Our goal at the CCN is to build an ‘ecosystem’ that encourages more high-growth start-ups, what a recent report calls ‘Gazelles’.
These are start-ups that punch well above their weight, driving more jobs and growth pound for pound than any other organization and hence why they are so important to economic success overall.
This important factor is reported here on Action Canada and also covered in the media, like Globe and Mail and the Financial Post, and also on the NCA, and the report concludes that Canada is falling short of producing enough of them.
They are so important to the Canadian innovation story because they have a strong ability and focus on rapid prototyping and breakthrough product innovations, quickly bringing these disruptive services to high-growth markets.
They are young firms who are pioneering disruptive business models, with the potential to “transform industries through novel technologies or business models”. ”If Canada is to increase its global competitiveness, its economy will need to move up the global value chain into higher levels of innovation-based production.”
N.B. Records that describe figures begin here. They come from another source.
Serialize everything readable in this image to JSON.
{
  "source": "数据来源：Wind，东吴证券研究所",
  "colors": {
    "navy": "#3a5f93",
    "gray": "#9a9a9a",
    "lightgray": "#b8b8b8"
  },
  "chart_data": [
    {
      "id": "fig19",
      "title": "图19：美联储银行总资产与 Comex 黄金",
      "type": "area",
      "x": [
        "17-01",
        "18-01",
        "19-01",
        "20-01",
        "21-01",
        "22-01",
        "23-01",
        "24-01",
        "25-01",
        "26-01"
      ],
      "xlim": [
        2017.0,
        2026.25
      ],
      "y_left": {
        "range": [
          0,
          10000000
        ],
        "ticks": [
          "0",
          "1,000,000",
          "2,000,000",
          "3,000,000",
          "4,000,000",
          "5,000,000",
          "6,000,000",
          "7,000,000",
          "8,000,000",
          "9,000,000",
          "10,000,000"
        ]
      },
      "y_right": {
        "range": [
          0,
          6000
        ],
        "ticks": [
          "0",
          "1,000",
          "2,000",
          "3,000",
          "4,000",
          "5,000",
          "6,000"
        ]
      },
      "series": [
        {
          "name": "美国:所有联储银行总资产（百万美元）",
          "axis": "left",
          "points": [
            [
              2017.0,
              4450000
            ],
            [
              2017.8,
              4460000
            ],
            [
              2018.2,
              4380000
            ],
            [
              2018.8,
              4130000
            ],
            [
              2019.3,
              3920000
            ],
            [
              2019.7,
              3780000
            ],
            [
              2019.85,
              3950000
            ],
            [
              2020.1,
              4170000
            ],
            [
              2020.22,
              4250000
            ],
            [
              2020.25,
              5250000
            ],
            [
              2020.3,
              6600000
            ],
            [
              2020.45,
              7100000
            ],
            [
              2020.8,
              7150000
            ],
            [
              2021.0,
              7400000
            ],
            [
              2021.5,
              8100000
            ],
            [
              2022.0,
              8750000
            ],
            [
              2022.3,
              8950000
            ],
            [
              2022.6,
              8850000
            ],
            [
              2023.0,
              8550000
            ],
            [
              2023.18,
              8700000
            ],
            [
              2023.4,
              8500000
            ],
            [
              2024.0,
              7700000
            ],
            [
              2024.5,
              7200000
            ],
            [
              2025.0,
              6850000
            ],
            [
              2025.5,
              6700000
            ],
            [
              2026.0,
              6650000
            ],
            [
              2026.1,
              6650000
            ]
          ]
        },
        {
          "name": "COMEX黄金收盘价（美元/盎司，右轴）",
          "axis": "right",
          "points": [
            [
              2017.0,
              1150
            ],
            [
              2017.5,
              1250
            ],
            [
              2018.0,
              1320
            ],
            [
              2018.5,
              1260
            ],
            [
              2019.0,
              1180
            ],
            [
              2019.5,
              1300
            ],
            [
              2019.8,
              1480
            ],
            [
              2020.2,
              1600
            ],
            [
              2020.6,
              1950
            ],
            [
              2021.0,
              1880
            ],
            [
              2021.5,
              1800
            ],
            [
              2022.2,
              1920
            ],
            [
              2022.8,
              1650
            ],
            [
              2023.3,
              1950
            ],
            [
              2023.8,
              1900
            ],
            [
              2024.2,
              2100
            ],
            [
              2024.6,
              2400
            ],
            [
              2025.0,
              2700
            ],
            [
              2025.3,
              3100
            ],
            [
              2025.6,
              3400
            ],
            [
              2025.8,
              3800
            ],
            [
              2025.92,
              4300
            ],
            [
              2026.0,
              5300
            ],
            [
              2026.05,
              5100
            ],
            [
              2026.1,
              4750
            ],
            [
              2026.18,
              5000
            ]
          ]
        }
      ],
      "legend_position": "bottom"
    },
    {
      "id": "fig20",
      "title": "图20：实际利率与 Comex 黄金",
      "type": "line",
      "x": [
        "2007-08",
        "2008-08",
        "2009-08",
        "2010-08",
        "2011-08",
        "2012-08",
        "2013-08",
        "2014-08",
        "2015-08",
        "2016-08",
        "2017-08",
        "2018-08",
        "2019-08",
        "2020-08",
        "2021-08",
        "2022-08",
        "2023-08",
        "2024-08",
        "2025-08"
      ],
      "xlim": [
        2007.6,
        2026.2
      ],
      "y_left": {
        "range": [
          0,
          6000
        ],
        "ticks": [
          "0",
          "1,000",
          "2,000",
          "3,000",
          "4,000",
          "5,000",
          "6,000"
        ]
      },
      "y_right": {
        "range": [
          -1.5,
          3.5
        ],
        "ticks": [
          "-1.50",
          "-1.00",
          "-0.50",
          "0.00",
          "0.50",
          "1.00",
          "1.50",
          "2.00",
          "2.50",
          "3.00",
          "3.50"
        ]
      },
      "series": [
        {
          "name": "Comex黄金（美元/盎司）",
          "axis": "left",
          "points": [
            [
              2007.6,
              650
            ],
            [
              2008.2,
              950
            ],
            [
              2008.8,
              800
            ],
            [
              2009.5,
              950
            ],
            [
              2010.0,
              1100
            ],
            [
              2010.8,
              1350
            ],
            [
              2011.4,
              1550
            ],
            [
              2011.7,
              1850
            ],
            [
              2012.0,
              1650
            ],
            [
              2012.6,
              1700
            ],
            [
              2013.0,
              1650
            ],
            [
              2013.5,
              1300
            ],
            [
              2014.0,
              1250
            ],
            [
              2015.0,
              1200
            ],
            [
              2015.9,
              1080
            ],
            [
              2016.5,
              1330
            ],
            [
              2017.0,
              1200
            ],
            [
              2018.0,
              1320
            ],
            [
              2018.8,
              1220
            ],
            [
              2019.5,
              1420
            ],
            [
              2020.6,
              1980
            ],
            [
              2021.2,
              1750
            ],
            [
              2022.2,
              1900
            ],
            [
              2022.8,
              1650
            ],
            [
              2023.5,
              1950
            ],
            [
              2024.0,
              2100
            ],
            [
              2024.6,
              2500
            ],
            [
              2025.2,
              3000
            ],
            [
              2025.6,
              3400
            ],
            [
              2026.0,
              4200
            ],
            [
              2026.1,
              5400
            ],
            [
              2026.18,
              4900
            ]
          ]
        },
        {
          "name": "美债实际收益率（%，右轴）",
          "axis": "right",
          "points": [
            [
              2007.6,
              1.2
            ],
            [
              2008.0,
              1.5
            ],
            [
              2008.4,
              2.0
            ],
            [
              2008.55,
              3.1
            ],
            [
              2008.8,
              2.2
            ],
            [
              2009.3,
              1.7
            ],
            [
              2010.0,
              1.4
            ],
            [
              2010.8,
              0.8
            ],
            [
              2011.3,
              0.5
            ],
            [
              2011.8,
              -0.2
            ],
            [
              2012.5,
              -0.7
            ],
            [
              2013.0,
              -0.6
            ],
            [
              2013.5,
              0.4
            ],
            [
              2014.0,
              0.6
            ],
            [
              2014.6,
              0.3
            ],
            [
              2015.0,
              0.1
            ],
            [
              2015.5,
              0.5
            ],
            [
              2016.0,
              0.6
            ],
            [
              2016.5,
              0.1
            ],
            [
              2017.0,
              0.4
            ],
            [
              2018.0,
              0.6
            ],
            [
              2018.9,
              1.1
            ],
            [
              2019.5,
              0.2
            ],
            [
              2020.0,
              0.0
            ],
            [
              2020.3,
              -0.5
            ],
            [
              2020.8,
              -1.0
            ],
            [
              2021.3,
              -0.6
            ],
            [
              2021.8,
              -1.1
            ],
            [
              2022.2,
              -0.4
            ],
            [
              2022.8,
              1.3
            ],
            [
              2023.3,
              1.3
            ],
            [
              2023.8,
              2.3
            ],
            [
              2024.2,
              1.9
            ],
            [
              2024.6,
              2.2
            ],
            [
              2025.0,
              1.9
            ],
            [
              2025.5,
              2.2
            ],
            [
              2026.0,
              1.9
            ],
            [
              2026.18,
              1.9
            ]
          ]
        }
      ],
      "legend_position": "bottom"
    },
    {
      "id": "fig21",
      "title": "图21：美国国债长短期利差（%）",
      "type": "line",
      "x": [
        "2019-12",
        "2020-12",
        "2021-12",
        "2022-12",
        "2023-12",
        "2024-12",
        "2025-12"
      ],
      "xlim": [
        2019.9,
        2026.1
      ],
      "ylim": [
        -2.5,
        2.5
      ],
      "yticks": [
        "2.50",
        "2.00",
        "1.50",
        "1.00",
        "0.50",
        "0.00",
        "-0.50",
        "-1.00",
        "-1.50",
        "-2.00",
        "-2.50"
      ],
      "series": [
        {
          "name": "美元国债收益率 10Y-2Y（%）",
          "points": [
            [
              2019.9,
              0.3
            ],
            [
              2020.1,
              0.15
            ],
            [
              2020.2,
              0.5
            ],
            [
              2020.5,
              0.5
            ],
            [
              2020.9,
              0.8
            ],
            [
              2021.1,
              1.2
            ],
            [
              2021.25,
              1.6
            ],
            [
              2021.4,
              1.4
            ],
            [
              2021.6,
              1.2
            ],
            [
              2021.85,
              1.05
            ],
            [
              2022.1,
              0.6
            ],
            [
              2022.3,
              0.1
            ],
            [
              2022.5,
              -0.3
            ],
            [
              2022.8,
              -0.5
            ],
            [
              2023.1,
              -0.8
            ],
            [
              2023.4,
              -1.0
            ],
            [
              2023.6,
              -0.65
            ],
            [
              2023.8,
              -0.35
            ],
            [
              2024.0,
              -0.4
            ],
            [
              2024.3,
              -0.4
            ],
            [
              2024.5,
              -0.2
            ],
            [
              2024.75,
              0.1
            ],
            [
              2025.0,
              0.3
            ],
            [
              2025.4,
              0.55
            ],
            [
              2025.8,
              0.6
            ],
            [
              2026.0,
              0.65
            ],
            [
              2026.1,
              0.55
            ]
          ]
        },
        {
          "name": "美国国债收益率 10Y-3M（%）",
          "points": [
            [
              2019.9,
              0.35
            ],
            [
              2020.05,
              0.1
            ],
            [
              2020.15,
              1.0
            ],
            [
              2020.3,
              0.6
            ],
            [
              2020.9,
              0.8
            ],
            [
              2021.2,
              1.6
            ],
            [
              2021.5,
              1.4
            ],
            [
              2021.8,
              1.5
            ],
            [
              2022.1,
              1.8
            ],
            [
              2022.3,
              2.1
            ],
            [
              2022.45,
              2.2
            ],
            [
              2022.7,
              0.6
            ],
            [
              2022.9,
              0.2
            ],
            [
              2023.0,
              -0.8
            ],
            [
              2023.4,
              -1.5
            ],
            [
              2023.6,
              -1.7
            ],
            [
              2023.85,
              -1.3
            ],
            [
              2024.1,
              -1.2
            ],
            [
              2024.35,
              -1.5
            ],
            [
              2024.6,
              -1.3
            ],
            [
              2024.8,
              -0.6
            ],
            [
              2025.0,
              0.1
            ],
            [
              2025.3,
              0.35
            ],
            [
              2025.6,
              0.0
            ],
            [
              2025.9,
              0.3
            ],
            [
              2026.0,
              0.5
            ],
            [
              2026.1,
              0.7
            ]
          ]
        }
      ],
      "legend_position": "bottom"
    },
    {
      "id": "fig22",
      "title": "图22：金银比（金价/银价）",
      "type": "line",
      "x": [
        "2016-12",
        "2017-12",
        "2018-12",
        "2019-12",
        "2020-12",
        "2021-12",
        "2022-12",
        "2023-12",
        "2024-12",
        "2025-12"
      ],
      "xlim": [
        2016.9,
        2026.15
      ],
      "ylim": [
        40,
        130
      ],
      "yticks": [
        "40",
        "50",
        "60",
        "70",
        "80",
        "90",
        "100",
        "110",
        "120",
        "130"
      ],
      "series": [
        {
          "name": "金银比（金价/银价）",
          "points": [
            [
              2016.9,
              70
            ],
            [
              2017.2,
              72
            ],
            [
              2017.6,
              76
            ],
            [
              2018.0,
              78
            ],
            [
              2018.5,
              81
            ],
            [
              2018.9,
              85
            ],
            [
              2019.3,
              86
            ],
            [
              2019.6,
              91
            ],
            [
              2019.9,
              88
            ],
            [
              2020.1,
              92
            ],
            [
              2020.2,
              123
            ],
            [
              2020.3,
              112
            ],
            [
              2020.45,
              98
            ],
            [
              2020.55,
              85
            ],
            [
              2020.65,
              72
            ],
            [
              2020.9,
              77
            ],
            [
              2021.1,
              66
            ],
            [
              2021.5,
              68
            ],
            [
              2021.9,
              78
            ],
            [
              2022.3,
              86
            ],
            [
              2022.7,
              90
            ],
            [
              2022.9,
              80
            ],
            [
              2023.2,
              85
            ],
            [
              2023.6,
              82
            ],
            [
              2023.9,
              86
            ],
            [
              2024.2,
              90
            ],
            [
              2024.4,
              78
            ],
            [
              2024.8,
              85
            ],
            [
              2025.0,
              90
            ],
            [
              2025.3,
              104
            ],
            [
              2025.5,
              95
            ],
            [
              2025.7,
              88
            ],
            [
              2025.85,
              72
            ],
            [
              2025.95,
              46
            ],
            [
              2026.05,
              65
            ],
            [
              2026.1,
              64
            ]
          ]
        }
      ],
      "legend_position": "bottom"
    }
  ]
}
This type of ecosystem is known as a ‘cluster’, an industry grouping of similar organizations pooling their resources for collective success, and it’s very nicely described in this presentation from one of Canada’s leading providers in this high-growth tech industry, Rackforce -
Download: The Canadian Cloud Ecosystem (large PDF)
Our goal is to combine this type of thought leadership, with other equally powerful ideas, for example what Cisco call a ‘Next Generation Cluster‘, a framework for how the original cluster model from Michael Porter can be upgraded through new Cloud 2.0 technologies. Naturally Cisco suggest their own but the model recommendations aren’t tied to them, so it’s actually a very smart piece.
The central idea is the fundamentally clusters are geographically-centric, like Waterloo in Canada growing around RIM, or the Oceans Technology focus in Newfoundland. A lot of this is obviously tied to the level of Government funding it – The Newfoundland Provincial Govt in the case of this latter example.
Cisco propose that through the use of social collaboration technologies you can enhance the principle another level, with the fundamental shift being an expansion to a virtual community-centric approach, rather than a geographic organizing dynamic.